The Future of Artificial Intelligence in Medicine
- by Jeff Voigt
Experts discuss how A.I. and evidence-based medicine will soon be an inevitable part of patient care
On April 10, I hosted a segment on Sirius XM channel 111’s program “The Business of Health Care” program. It focused on the use of artificial intelligence (A.I.) and its potential for accelerating evidence into everyday care. My guests were Dr. Craig Umscheid, Associate Professor of Medicine and Epidemiology at Penn and an expert in the use of evidence-based practices; Dale Van Demark, partner at McDermott, Will, and Emory, which specializes in the legal ramifications of A.I.; and Charles Chadwick, president of Live Circle, a home-based A.I.-driven care service for people with chronic conditions.
One of the greatest benefits of using A.I. in medicine is that it has the potential to unlock clinically relevant information hidden in massive amounts of data, which in turn can assist in clinical decision making.
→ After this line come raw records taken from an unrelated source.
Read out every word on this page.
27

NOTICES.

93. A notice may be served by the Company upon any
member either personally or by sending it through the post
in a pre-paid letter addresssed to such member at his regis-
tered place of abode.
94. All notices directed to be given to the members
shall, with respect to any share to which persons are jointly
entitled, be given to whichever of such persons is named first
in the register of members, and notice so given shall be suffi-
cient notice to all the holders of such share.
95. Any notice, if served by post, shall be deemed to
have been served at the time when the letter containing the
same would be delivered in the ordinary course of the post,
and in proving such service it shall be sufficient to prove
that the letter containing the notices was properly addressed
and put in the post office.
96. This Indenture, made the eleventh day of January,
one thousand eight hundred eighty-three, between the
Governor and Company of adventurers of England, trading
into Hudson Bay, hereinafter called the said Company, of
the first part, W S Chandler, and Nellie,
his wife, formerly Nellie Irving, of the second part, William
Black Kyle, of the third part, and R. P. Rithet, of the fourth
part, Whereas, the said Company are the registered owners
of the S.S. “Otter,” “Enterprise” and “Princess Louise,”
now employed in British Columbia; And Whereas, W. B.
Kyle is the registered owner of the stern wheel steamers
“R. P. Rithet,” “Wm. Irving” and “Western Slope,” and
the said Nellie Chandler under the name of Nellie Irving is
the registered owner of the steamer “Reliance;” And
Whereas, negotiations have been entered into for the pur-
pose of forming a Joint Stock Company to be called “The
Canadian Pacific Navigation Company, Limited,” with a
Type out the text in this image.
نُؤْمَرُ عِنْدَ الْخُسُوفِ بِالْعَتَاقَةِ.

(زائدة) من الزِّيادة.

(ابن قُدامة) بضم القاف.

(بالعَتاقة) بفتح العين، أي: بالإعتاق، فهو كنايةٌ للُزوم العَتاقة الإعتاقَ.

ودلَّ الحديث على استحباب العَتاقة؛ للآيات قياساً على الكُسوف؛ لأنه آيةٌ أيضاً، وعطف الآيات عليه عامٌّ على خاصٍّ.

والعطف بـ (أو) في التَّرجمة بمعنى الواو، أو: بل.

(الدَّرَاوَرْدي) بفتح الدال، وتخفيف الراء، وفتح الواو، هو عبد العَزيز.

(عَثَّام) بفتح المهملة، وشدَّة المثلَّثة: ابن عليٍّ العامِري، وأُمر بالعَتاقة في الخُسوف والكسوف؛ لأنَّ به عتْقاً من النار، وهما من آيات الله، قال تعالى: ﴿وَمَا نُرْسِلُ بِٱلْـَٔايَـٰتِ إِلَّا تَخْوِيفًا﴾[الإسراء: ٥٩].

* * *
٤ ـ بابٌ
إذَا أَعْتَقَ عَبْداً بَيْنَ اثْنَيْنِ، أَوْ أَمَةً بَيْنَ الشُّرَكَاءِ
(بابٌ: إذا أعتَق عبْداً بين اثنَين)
A second form of A.I., called machine learning, can learn from this data to improve its accuracy in decision making.
Evidence-based medicine is the second tool needed to make A.I. successful in health care. Simply put, evidence-based medicine is the synthesis of outcomes from high quality studies—ones that use meta-analytic statistical techniques. Those studies also form the backbone of clinical guidelines developed by specialty societies, and help determine what Medicare and private insurers cover and pay for. Artificial intelligence is being used to synthesize findings from studies in order to diagnose and help direct therapies for patients. A.I.’s use will likely continue to expand into numerous other areas in the future.
However, despite its positive trajectory, there are still key issues surrounding A.I. usage in medicine that need to be addressed: digital coverage that includes privacy and security; good data; reproducibility of A.I. decision-making published in high quality journals; coordination across disciplines and businesses; proper regulatory oversight; patient engagement; medical culture acceptance; health insurance modeling and payment; and allocating responsibility for the A.I. black box. While this is a long list of issues, the experts agreed that they will be addressed, albeit over time.
The last part of our conversation focused on an A.I. system being developed by Live Circle. Live Circle and care transition experts at Penn are exploring opportunities to build evidence around this new model. This learning system provides oversight for the care of chronic-care patients (who suffer from diabetes or early stage Alzheimer’s, for example) without overburdening their lifestyle and family. The focus of this system is ensuring that a patient continues treatment with minimal lifestyle disruption. The patient’s health and lifestyle is enabled in their home via coordination with caregivers, family members (even those remotely), nutrition, and transportation. The system is unique because it serves a patient’s life, not just his or her health. Some countries in Europe have already been implementing this system, and it is likely that long-term care in the United States will move this way in the future, as it continues to be driven by the cheapest options for patient care.